In fact, says Munsch, we finally have scientific support to the enduring cliché about why any man would drive a Hummer: he’s overcompensating.
But if you’re a woman, here’s the lousy part: “At the other end of the spectrum, those making a lot more are also more likely to cheat,” said Munsch. Men can be bad whether we’re broke or filthy rich.
Does this explain why, say, a guy like singer Benet would not only cheat on Berry but then ask for spousal support during the divorce? Or, conversely, does it explain the uber-famous and rich Tiger’s infatuation with Vegas cocktail waitresses?
Money might not be the issue
Well, maybe, or maybe not. It may not be the money, suggested Christine Whelan, a visiting professor at the University of Pittsburgh and author of “Why Smart Men Marry Smart Women.”

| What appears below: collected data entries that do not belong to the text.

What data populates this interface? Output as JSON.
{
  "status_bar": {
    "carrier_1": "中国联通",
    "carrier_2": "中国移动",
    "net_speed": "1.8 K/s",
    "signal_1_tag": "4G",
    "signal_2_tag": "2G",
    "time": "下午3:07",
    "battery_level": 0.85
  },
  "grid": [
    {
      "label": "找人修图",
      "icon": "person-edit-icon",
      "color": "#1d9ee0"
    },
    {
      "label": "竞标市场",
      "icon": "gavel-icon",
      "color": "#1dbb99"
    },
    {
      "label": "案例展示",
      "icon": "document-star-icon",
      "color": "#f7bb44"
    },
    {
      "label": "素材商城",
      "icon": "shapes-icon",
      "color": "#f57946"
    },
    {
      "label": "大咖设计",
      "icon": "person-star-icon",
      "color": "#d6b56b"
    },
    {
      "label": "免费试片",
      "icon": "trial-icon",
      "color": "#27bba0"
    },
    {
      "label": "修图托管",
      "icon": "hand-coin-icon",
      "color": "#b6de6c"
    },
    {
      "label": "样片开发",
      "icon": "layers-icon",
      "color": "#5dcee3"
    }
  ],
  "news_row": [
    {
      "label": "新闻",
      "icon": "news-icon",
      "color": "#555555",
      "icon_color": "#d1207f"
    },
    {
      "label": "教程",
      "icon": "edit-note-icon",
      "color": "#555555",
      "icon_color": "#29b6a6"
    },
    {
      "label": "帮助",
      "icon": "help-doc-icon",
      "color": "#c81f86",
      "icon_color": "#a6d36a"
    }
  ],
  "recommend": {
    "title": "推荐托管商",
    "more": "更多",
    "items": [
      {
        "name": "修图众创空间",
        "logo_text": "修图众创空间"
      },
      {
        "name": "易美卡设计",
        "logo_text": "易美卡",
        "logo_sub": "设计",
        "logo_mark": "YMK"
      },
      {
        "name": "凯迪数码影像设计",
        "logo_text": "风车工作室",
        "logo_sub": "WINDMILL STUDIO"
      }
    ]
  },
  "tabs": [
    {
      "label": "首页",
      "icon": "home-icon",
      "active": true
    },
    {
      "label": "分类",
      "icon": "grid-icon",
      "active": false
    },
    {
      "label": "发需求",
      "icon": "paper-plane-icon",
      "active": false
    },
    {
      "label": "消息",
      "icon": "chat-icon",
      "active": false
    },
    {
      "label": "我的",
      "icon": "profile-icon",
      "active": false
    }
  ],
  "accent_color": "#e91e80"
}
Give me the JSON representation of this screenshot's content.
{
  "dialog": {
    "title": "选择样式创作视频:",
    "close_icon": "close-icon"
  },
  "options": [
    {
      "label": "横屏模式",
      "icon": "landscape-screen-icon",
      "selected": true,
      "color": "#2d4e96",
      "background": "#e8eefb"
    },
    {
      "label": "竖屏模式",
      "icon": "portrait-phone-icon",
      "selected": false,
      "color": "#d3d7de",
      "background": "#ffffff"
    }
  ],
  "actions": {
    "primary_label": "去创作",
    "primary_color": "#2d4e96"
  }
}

“Money might be a proxy for time away from the spouse,” Whelan said, citing the 2006 Kate Winslet movie “Little Children,” in which a house-husband whose wife is off making documentaries finds companionship at a neighborhood swimming pool with a local stay-at-home mom. On the flip side, when the man is making loads of cash, “you might have a guy working 24/7 cheating on his wife with a secretary or co-worker.”
In case this has sent you scurrying to look at last year’s 1040 forms as if they were marital fortune cookies, “those couples making about the same, or when the men are making a little bit more than the women, appear safest,” Munsch said. She even has a kind of formula: men tend to wander least when their female partner makes 25 percent less than they do.
Munsch's work focused on 18- to 28-year-olds who were married or living together and who had been in the same relationship for at least a year.
Before you go condemning men, though, keep in mind that during the six-year period she studied, 2002 to 2007, less than 7 percent of men “engaged in extradyadic sex” — sounds kinky, but just means they cheated. (More than 3 percent of women cheated, by the way.)
In other words, that’s a small minority. We’re not all quite the rogues you might think. And Munsch pointed out that money was far from the only factor that determined who cheated and who didn’t. Religion, relationship satisfaction, education, and even race played roles, too.
So she’s not arguing that couch potato men, or the guy who’s trying to make a career out of free verse poetry, is a sure bet to stray.
But she does think that male gender roles, and the way they are changing, play a part. “I think American standards of what it means to be a man are a lot to live up to,” she told me. “I think we have a structural problem of how it is defined by every day interactions.” Men who are viewed, or view themselves, as not upholding the male ideal may come to feel inadequate.
Once that happens, it’s either a really big or really fast car, or a nude model with tons of tattoos.